Each member of the squad has been given an individual medical pack, with anti-bacterial sprays and gels, although the players were not issues masks to wear on their flight from New Zealand, which has not had any new COVID-19 cases for five days .
"We've had our medical team come in, they have spoken to us twice now," Warriors coach Stephem Kearney. "We are taking every precaution that we can, to make sure someone in the group doesn't catch it.
"We will keep our fingers crossed there. I think we only have five cases here in New Zealand and we want to keep it that way. It's important, because if one of us gets it it's going to be a challenge to get him to play [so] it has to be taken seriously."
International travel for Super League clubs has been effected after the French government banned gatherings of more than 1000 people and Catalans were forced to refund tickets for this weekend's match in Perpignan.

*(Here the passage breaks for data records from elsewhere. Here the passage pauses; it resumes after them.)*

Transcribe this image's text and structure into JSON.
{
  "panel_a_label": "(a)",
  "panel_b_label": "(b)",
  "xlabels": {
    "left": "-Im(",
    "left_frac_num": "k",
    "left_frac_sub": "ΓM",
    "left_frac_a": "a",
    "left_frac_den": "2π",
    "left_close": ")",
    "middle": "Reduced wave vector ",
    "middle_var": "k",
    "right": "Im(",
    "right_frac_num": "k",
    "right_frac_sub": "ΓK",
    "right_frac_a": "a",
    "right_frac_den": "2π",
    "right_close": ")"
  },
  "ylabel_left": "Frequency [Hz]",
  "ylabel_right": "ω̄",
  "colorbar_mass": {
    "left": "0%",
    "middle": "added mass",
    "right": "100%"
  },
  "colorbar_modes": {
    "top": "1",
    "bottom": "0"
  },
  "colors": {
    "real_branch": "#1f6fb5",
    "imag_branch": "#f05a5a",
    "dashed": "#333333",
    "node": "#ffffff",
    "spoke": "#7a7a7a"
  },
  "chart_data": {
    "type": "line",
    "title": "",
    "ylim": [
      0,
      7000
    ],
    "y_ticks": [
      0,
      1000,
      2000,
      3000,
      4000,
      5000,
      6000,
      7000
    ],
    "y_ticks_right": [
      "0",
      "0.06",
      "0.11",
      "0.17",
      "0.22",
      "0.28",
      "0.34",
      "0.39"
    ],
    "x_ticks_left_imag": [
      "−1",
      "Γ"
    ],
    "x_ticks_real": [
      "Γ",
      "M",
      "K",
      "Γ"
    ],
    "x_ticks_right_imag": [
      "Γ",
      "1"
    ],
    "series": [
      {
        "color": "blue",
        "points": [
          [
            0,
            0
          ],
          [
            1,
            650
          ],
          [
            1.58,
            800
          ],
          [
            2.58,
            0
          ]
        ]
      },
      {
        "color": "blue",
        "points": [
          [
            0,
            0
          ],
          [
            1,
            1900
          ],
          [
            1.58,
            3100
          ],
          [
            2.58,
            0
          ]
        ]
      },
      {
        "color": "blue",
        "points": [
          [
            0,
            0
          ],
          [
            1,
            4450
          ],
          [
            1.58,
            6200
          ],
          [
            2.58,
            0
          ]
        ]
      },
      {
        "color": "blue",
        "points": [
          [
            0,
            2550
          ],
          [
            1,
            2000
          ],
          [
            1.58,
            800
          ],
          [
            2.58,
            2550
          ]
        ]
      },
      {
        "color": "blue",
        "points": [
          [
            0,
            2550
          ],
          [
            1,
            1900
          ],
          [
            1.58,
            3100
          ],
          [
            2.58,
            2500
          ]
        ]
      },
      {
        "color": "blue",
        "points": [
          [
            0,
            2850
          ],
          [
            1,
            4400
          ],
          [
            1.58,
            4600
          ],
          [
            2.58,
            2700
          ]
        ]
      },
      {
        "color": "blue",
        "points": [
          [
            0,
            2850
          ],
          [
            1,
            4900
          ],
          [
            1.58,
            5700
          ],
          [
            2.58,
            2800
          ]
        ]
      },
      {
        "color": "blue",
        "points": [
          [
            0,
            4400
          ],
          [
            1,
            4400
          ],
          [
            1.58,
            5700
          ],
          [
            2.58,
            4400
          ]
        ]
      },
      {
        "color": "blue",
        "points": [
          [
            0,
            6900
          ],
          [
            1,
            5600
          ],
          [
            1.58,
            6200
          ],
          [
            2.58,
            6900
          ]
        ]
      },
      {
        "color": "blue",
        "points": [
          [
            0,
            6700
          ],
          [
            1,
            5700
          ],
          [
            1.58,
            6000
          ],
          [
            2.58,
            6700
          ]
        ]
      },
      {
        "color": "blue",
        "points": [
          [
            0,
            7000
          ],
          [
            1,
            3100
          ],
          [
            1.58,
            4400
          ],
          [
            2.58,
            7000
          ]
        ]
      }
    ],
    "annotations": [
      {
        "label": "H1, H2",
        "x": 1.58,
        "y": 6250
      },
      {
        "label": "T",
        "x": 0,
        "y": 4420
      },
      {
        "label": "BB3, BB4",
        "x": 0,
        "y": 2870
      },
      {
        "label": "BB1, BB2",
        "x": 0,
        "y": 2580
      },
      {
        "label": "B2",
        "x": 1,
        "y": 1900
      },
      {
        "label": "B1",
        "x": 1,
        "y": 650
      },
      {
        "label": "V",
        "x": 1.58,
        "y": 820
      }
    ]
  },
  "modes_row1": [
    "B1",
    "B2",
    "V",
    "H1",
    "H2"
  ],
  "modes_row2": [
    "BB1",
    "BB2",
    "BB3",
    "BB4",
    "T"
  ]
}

Catalans chairman Bernard Guasch said the decision would impact severely on the finances of the Dragons.
"Following the unprecedented decision of the French Minister of Sports, the Dragons' choice was to switch the fixtures. Unfortunately, the Leeds Rhinos club did not accept our request," Gausch said.
"We then proposed to postpone the match and to play it later in the season, midweek or weekend depending on the Cup results of each club. We even offered a financial compensation to Leeds club for their additional travelling costs.
"We strongly regret this decision which will hugely impact the finances of the club with revenues already anticipated in our annual budget.
"Unable to find a solution to choose only 1000 supporters from our 5500 season ticket holders and sponsors, the club has chosen to play behind closed doors."
Storm staff work remotely
In Melbourne, the Storm's neighbours at AAMI Park – AFL clubs Collingwood and Melbourne – are taking steps to protect their players from the spread of the COVID-19 virus.
Storm coach Craig Bellamy said it was business as usual for his side for the time being when asked about the virus on Thursday morning.
Collingwood cancelled an open training session with fans on Wednesday, while the Demons have moved their AFL program almost an hour away to Casey Fields as clubs try and stop the disease from reaching their players and coaching staff.
"Some of our staff in the office have been told to work from home if they can as it is the health of our players which is the number one priority," Bellamy said.
"We are certainly taking some precaution ... but it's business as usual in regards to training and everything else."
The AFL has already shifted this year's St Kilda-Port Adelaide game in Shanghai to Melbourne after advice from health authorities.
Self-quarantined Fremantle player Sam Switkowski was cleared of COVID-19 on Tuesday after fears he had contracted the virus from a friend who had recently visited China.